Dalam bisnis kuliner harus memperhatikan rasa, aroma dan kemasan. Ide adalah hal utama yang harus dimiliki ketika melangkah berusaha. Jika sudah berdiri usahanya, masalah SDM juga penting diperhatikan. Maka harus dicari yang sesuai dengan bisnis yang dibangun.
Tantangannya lainnya adalah perlu kerjasama dengan supplier. Karena sangat dimungkinkan jika belanja sendiri oleh karyawan, ada yang mencurangi harga atau barang tidak sesuai belanja. Sehingga harus sering mengecek ulang. Contohnya beli bawang sekian kg senilai sekian rupiah. Apa benar barang dan harganya sesuai.
"Namun jika dengan supplier, ibaratnya beli bawang Rp 5000 saja dilayani. Harganya juga jelas," kata host TV di beberapa program masak ini.
Dari perjalanan bisnis, menurut Agus adalah mempertahankan usaha yang sudah berjalan. Karena ada kalanya sepi sehingga harus disiapkan program promo atau kerjasama.
Latifah, seorang mahasiswa bertanya bagaimana menyiasati kenaikkan harga pokok. Padahal pengusaha tidak ingin mengurangi porsi makanan karena khawatir pelanggan pergi.
"Kalau saya lebih memilih cari harga tengah. Misalkan harga bawang per kg antara Rp 20.000 sampai Rp 30.000. Maka saya pakai perkiraan harga tengah Rp 25.000 per kg," ujar penulis buku ini.
Sehingga ketika menjual harga makanan sudah diprediksi kenaikan beberapa produknya.
"Jangan berasumsi dengan harga termurah," tipsnya. Sebab ketika naik, akan memberatkan. Namun jika sedang naik, berada di tengah-tengah, jika menaikkan harga tak banyak. Misalkan Rp 1000.
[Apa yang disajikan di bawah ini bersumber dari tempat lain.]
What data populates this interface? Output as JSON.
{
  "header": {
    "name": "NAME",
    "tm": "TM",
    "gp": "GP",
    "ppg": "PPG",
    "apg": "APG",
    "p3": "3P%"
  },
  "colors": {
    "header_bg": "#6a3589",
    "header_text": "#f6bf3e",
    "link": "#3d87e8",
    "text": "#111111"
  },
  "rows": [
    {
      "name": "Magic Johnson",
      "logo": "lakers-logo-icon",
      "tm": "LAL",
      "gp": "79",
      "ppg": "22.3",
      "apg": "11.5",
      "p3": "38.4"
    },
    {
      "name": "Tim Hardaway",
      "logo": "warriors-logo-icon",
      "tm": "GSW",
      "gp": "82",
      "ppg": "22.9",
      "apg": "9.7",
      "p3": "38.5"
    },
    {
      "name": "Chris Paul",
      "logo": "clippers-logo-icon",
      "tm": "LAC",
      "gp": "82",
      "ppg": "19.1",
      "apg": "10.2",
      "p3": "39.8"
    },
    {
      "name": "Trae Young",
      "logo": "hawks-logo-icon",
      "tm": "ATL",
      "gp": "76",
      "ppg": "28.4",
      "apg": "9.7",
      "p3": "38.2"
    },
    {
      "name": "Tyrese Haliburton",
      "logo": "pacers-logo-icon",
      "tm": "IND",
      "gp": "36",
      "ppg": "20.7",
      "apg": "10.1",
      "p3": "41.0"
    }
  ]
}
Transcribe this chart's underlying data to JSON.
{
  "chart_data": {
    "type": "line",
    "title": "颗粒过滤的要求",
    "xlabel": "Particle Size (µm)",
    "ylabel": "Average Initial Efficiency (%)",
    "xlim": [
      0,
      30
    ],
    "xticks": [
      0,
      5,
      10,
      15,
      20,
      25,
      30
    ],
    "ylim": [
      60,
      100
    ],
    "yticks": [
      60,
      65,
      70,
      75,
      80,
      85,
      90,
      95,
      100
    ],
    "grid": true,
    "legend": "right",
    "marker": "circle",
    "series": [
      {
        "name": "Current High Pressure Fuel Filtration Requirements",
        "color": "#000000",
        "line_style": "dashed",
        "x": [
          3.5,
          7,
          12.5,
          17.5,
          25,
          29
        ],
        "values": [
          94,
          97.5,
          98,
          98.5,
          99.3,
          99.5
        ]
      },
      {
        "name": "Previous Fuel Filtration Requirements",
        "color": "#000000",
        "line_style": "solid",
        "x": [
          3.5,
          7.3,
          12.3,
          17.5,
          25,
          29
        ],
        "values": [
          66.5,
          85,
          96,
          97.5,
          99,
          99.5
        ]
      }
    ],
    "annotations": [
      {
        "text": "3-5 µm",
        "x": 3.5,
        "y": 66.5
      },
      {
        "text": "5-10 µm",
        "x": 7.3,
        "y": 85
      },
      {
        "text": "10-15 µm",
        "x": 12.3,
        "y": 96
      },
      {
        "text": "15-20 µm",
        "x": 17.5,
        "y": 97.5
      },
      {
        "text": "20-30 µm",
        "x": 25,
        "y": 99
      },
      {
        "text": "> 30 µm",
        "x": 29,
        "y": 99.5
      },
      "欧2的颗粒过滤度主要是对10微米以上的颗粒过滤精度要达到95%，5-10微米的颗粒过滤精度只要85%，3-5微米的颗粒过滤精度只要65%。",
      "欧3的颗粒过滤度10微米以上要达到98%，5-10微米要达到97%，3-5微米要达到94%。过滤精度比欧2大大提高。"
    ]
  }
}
Sepengetahuan dia, tak pernah harga kebutuhan pokok naik semua. Namun hanya beberapa. Tips lainnya adalah jika punya usaha offline, maka tukang parkir juga perlu kerjasama. Karena ulah tukang parkir bisa jadi penyebab orang enggan datang. Sehingga tukang parkirnya bisa berlaku sopan dari sikap dan lisan.
Pesan Chef Agus kepada mahasiswa adalah motivasi harus datang dari diri sendiri.
"Hidup itu harus punya impian untuk melangkah setiap harinya," kata dia.
Jika bermimpi jadi pengusaha kuliner, maka miliki pengetahuan dengan kuliah atau kursus kuliner, bergaul dengan orang kuliner. "Jika impian kita jelas, maka jalankan," papar Agus.